There are at least three ways to conduct a social media marketing campaign: The right way, the wrong way, and the unfathomably stupid way.
Some months back, a large fashion retail chain focused on the adolescent mallrat segment found itself in the middle of a firestorm. It’s unclear how much time the company had to prepare for this, but it should not have been taken by surprise. Companies make questionable decisions all the time, and sometimes those decisions come back to bite them viciously. How the company manages such crises often reveals a lot about its fitness for the shark tank that is American retailing.
What I observed, over the course of a couple of days, was an object lesson in how to lose at social media crisis management. It was morbidly fascinating.
I’m going to leave the company’s name out of this post, because I’m that kind of guy.
Suffice it to say that the company was shaken – but, unfortunately, not stirred until it was too late – by a leaked internal memo, in which it informed a large number of its full-time, in-store employees that it was summarily reducing their hours to 29.5 per week and cutting off their health care benefits. The leaked letter did not draw a connection between this decision and the Affordable Care Act, but it took bloggers – and customers – no time at all to make this leap.
It would take the placid, grinning faith of a four-year-old for the individuals in Marketing to assume that such an action on the part of HR could be executed quietly – that such a memo would not quickly find its way out into the light of day. But it is clear that the company was not prepared for the deluge of savagely hostile posts on its Facebook page.
Yes, these things blow over – people exhaust their wrath quickly. But for several days, every attempt to engage and amuse the company’s young followers, and their parents, with chirpy, lightweight girl-talk was met with dozens – often hundreds – of hate-comments. Interspersed between the boycott threats and the re-posts of the blog posts about the leaked memo, were comments like this:
“Yes, another father of two teenage girls who will not allow his credit card to grace your store again. Un-American and despicable. I will repost this many times.”
“You have forever lost my business due to your actions with your employees. It is abhorrent to me to find out that you have made the vast majority of your employees part-time so that you may take away their benefits. Yes, Obamacare is taking effect…but you cannot tell me that you don’t have sufficient earnings to cover whatever might happen with healthcare costs (which by the way) may even go down for your employee population! You are just taking advantage of this change to boost your earnings by taking away other employee perks. So, count me out!”
“Unliking your page for treating your employees like crap. They are reducing hours so they do not have to pay insurance for their employees. They are cutting corners to save a few pennies at the expense of their work force. I will never shop your pathetic store again.”
…and so on, completely drowning out any positive messaging.

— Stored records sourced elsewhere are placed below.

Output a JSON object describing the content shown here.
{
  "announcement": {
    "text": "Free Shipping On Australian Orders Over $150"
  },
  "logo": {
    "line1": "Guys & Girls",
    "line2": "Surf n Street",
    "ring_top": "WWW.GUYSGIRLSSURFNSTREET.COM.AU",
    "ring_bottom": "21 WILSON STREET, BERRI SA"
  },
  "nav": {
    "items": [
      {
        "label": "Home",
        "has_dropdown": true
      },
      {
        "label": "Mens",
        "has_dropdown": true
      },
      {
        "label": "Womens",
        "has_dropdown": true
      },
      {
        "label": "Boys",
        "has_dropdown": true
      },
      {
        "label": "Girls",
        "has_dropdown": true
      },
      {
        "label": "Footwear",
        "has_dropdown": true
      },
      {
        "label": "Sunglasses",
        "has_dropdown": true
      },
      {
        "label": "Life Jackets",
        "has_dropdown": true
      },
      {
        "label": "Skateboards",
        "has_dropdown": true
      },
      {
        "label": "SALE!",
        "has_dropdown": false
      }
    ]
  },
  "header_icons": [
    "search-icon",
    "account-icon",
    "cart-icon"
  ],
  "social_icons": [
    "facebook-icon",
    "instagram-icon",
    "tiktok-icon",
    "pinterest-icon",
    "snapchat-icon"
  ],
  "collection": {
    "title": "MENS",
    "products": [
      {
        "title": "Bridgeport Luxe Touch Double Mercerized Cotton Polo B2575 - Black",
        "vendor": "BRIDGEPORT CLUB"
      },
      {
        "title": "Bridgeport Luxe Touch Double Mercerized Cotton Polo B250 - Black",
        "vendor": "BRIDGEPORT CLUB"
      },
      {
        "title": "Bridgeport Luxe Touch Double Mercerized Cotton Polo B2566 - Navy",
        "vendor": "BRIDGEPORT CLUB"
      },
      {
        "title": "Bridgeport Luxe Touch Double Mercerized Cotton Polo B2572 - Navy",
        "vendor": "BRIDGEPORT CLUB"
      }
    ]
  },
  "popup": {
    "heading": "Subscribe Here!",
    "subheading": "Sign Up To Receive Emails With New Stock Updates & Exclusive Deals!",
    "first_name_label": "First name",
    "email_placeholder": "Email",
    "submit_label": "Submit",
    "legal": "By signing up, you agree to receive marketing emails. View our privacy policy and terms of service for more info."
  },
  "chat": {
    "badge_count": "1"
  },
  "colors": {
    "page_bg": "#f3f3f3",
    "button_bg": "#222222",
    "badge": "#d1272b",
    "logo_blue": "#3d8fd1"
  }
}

Obviously, these things happen, and marketers respond, if sometimes belatedly. So why am I referring to this as an object lesson?
Once it became apparent that it couldn’t simply wait for the unrest to die down, the company might have posted a large, prominent explanation of its position, presenting its reasoning and signing it in the name of someone of senior executive stature who was willing to draw fire away from the company’s affirmative messaging – the stuff about kids and their brightly colored clothes.
Instead, obviously delegating the handling of the crisis to a trained gibbon, the company crafted a response – a single, boilerplate answer, written as though it were a personal message. Then, on the second day of the crisis, that answer appeared as if addressed to the author of the first in a thread of literally hundreds of angry comments. “Hi, Stephanie,” it began, and then offered a couple of paragraphs of weak rationalization for the hour and benefit cuts.
The name wasn’t actually Stephanie, and though I would feel better if I could quote the actual text of the message here…I can’t. The company attempted this tactic for most of a day and then gave up. It has since deleted ALL of the page’s content for that particular day from Facebook.
In any case, the aforementioned simian staffer then worked his or her way down the thread, responding to each successive post, one by one, with the exact same boilerplate response. Only the name was changed: “Hi, Jeff…” “Hi, Jessica…”
Forget the words – picture the visual impression this made. After about 25 repetitions of this insipid rejoinder, the response itself started to spawn counterattacks:
“I see you’re working your way down the list of hundreds of hostile comments, responding to each with the same cut and paste rationalization for your revolting decision to cut worker hours. You’re going to be at this all day, of course. I can save you a few seconds, though. Skip me – I don’t need or accept this bullshit answer. Thanks anyway.”
The lesson then:
Social media marketing is not the same thing as advertising. It’s a conversation – a big, clamorous rally, and it is going to get unruly sometimes. There are going to be naysayers even when you don’t have a full-blown crisis on your hands. When you do have a crisis, don’t act as though you can simply reason with your critics one at a time. Remember, everything you do in social media, you’re doing in public. Imagine working a room – how long would it take your guests to catch on to the fact that you’re telling each one the same cheesy story?
Better to get up in front of the whole group, tell your story once, and then make the rounds in listening mode, with the rationalization machine switched off.